为我们的全民健康系统提供高质量、基于证据且可持续的患者护理是加拿大医学专家教育方向(CanMEDs)的一项核心期望。曼尼托巴成人肾脏移植项目(TMAKP)通过多管齐下的质量改进(QI)策略来解决其实践中的低效问题,从而承担起这一责任,这些策略包括减少不必要的干预措施、实施创新策略以及使临床实践与新出现的证据保持一致。通过将持续QI和临床研究无缝嵌入学习型健康系统,该项目实现了大幅成本节约,并增加了 deceased 供体肾脏移植的机会。本分析的目的是衡量与这些QI举措相关的成本节约情况。
曼尼托巴成人肾脏移植项目数据库和质量指标、曼尼托巴省卫生医师手册(2024年4月1日)、PubMed。
为了量化潜在的成本节约,我们采用了一种三管齐下的方法。对于减少检测,利用历史移植活动(831名现患患者和83名新发病例患者)进行成本核算,以预测避免的检测数量和每项检测的直接成本。其次,将通用型霉酚酸的成本节约以通用型与品牌药成本的比率表示,并预测接受平均剂量的现患患者的成本节约情况。第三,对于提高肾脏利用率,每次肾脏移植的成本节约来自已发表的研究,并通过预测的额外移植进行外推。在1年的时间范围内评估各支付方的医疗保健系统净节约情况。
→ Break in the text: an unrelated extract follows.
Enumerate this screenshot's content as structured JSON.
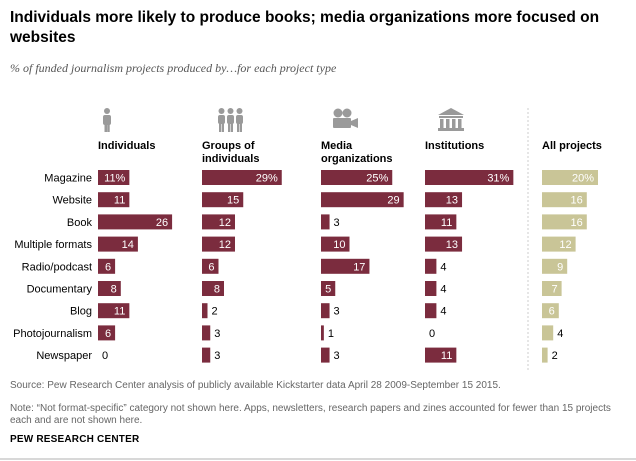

TMAKP减少了不必要的检测,采用了通用型药物,并实施了创新策略,预计每年可实现1年成本节约2,530,026美元。与透析相比,这些QI举措的节约提高了肾脏移植的总体成本效益。采用基于证据的方案,使用个性化风险分层方法进行病毒监测和新型供体特异性抗体监测策略,使检测与临床风险相匹配,同时将患者负担降至最低,突出了将研究与学习型健康系统无缝整合的益处。针对丙型肝炎病毒血症供体肾脏的项目和按年龄分配增加了移植机会,并优化了 deceased 供体器官的使用。曼尼托巴省的举措证明了验证、利益相关者参与以及迭代调整在推动移植护理可持续改进方面的重要性。至关重要的是,这需要医疗保健管理系统有远见地投资于有效且持续的QI,并将研究与临床实践相结合,以改善患者和医疗保健系统的结果。
本分析受限于依赖预计的成本节约,这需要通过实际审核来验证其影响。此外,一些有价值的QI努力虽然改善了患者结果,但可能会增加成本,这突出了在评估管理举措时需要平衡的观点。最后,本分析仅限于预计的成本节约,未评估临床结果、流程依从性或实施效果。
这一经验凸显了QI举措在加拿大公共资助的医疗保健系统中优化护理和资源利用的潜力。这些努力减少了不必要的检测,将患者负担降至最低,并扩大了移植机会,说明了管理如何在财政责任与高质量的先进患者护理之间取得平衡。通过实施基于证据的方案,TMAKP预计在1年内可额外实现2,530,026美元的成本节约。在曼尼托巴省不断增长的现患肾脏移植人群中,未来每年的成本节约将持续增加。这些节约可以重新分配用于其他关键的医疗保健服务,扩大患者获得医疗服务的机会并改善移植以外患者的治疗结果。